Ever since Prime Minister Narendra Modi announced the demonetisation of Rs 500 and Rs 1,000 notes on 8 November 2016, there has been many debates over its impact on the Indian economy.
Many have criticised the move that was taken without adequate ground work saying it has impacted the economic growth. Meanwhile, the government has been of the view that it has had positive effect on the economy.
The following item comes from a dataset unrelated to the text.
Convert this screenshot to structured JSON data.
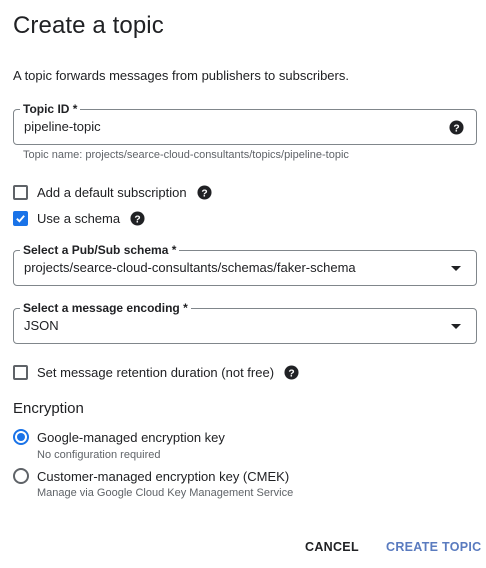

From assets and liabilities of the RBI, here we draw up the debit and credit of demonetisation:
1) Rhetoric
Demonetisaiton will result in at least Rs 3 lakh crore not getting returned (may be burnt down) by tax evaders because they wont be able to account for it.
Reality
99.3 percent of all the old notes have been returned: Rs 15.44 lakh crore demonetised vs Rs 15.28 lakh crore returned.
2) Rhetoric
Fake notes are flooding the system; demonetisation of all 500, 1000 rupee notes will end all these fakes and new 2000 rupee notes with new security features will repalce them.
Reality
Yes number of counterfeit notes caught have risen by 20 percent but total number of counterfeits caught account for 0.0007 percent of total notes in circulation. And by the way, 638 notes of the new 2000 notes were also found to be fake.
3) Rhetoric
The demonetisation exercise was always intended to get cash into the banking system. Now watch the rise in new tax registrations and taxes collected.
Reality
Yes number of new tax filers increased by 25 percent; but there have been years in the past when new tax registrations have risen even by 27 percent; total income tax collections rose 20 percent in FY17; they rose over 16 percent in FY15. Demonetisation obviously has not been all that gamechanging at least so far.
4) Rhetoric
Demonetisation was all about increasing digitisation.
Reality
Nandan Nilekani’s Aadhaar, NPCIL’s UPI and Vijay Shekahr Sharma’s PayTm are sounder ways to increase digitisation without such a big fat human cost; in any case RBI itself reported in April a fall in the pace of digitisation as cash returned to the system.
5) Rhetoic: Long-term gains
Long-term tax growth, long-term digitisatiion of economy
Reality: Short term costs
GVA in Q3 FY17 was 6.7 percent vs 7.3 percent year ago; GVA in Q4 FY17 was 5.6 percent vs 8.7 percent year ago.
RBI spent Rs 7,900 crore in note printing in FY17, vs only Rs 3,400 crore in FY16.
RBI spent Rs 17,400 crore mopping-up idle cash in FY17 against earning over Rs 500 crore year ago.
And we still can’t put a number to unorganised sector output and job losses.
One clear short term gain: PM Modi emerges as an undisputed crusader against the evil rich. Was that the unspoken rhetoric and reality after all.